亚洲精品国产美女久久久久久 ,精品伊人久久香,野战视频在线看,国产精品高清一区二区三区绿帽,久热视频精品中文字幕

作者｜子川

來(lái)源｜AI先鋒官

剛剛，OpenAI一口氣在API中推出三款新模型:GPT-4.1、GPT-4.1 mini和 GPT-4.1 nano。

劃重點(diǎn)：

GPT-4.1系列是多模態(tài)模型，不過(guò)只能通過(guò) API 使用。
GPT-4.1系列全面優(yōu)于 GPT-40 和 GPT-4o mini。
GPT-4.1的指令跟隨、編碼和智能方面的功能已經(jīng)整合到最新版本的GPT-4o 中，OpenAI表示后續(xù)會(huì)將更多GPT-4.1的功能整合到GPT-4o。
支持100萬(wàn)Token,是GPT-4o的8倍。
GPT-4.1 nano是OpenAI史上最快、最便宜的模型。
知識(shí)庫(kù)截至?xí)r間是2024年6月。

我們先來(lái)看一下GPT-4.1的跑分成績(jī)。

在 SWE-bench Verified（衡量真實(shí)世界軟件工程技能的指標(biāo)）中，GPT-4.1取得了 54.6% 的成績(jī)，相較于 GPT-4o 提高了 21.4 個(gè)百分點(diǎn)，比 GPT-4.5 提高了 26.6 個(gè)百分點(diǎn)。

在 Scale 的 MultiChallenge 基準(zhǔn)測(cè)試（衡量指令遵循能力的一項(xiàng)指標(biāo)）中，GPT-4.1 的得分為 38.3%，比 GPT-4o 提高了 10.5 個(gè)百分點(diǎn)。

GPT-4.1 系列在圖像理解方面表現(xiàn)也十分不錯(cuò)，尤其是 GPT-4.1 mini，它在圖像基準(zhǔn)測(cè)試中擊敗甚至擊敗了 GPT-4o。

在基于 30-60 分鐘的無(wú)字幕長(zhǎng)視頻回答多項(xiàng)選擇題中，GPT-4.1 在“長(zhǎng)視頻、無(wú)字幕”類別中得分為 72.0%，高于 GPT-4o 的 65.3%。

除了紙面實(shí)力比較抗打外，GPT-4.1的實(shí)際效果也不錯(cuò)。

相比GPT-4o，GPT-4.1 在前端編碼方面有顯著的提升，能夠創(chuàng)建功能更強(qiáng)大且美觀度更高的網(wǎng)頁(yè)應(yīng)用。在OpenAI內(nèi)部的測(cè)試中，付費(fèi)人類評(píng)審員在 80% 的情況下更喜歡 GPT-4.1 生成的網(wǎng)站，而不是 GPT-4o 生成的網(wǎng)站。

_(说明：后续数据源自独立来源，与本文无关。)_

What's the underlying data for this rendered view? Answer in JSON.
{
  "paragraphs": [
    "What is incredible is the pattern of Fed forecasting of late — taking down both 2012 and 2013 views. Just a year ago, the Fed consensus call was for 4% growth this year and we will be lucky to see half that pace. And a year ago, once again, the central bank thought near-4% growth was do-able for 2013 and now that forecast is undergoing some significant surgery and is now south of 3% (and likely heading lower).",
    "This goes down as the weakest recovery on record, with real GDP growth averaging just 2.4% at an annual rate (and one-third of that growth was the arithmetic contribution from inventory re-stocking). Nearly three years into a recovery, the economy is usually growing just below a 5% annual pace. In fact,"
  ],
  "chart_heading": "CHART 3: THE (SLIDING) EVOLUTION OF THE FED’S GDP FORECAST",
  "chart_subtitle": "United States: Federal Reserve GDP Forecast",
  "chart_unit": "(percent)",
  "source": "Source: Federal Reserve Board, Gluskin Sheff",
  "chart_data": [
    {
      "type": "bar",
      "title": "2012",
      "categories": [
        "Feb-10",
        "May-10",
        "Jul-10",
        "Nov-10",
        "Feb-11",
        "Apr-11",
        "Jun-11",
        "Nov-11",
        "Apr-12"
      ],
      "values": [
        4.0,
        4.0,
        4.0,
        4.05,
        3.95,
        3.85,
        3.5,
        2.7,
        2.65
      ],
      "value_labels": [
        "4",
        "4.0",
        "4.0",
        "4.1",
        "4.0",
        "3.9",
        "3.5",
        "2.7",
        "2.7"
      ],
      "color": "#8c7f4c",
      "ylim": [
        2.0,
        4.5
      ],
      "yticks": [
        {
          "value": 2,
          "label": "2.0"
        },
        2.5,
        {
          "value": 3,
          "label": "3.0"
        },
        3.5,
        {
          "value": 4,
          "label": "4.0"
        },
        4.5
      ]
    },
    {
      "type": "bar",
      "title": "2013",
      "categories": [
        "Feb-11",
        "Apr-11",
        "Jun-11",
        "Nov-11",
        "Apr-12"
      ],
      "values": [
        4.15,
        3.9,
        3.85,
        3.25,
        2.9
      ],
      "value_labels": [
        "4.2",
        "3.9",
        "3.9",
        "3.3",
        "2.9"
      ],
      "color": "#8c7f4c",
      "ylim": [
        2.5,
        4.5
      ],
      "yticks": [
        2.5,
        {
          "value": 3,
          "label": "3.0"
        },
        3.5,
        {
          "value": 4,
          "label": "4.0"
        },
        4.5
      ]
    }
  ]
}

測(cè)試Prompt: Make a flashcard web application. The user should be able to create flashcards, search through their existing flashcards, review flashcards, and see statistics on flashcards reviewed. Preload ten cards containing a Hindi word or phrase and its English translation. Review interface: In the review interface, clicking or pressing Space should flip the card with a smooth 3-D animation to reveal the translation. Pressing the arrow keys should navigate through cards. Search interface: The search bar should dynamically provide a list of results as the user types in a query. Statistics interface: The stats page should show a graph of the number of cards the user has reviewed, and the percentage they have gotten correct. Create cards interface: The create cards page should allow the user to specify the front and back of a flashcard and add to the user's collection. Each of these interfaces should be accessible in the sidebar. Generate a single page React app (put all styles inline).

GPT-4.1

GPT-4o

除了自家測(cè)試外，OpenAI還邀請(qǐng)了其他人進(jìn)行測(cè)試GPT4.1的性能。

Windsurf（編程助手）在對(duì)GPT-4.1進(jìn)行測(cè)試時(shí)，發(fā)現(xiàn)GPT-4.1 在 Windsurf 的內(nèi)部編碼基準(zhǔn)上的得分比 GPT-4o 高 60%，他們的用戶也指出，GPT-4.1在工具調(diào)用方面的效率提高了 30%。

同時(shí)GPT-4.1在Blue J最具挑戰(zhàn)性的真實(shí)稅務(wù)場(chǎng)景的內(nèi)部基準(zhǔn)測(cè)試中，GPT-4.1的準(zhǔn)確率比GPT-4o高出53%。

最后就是大家最關(guān)心的價(jià)格了。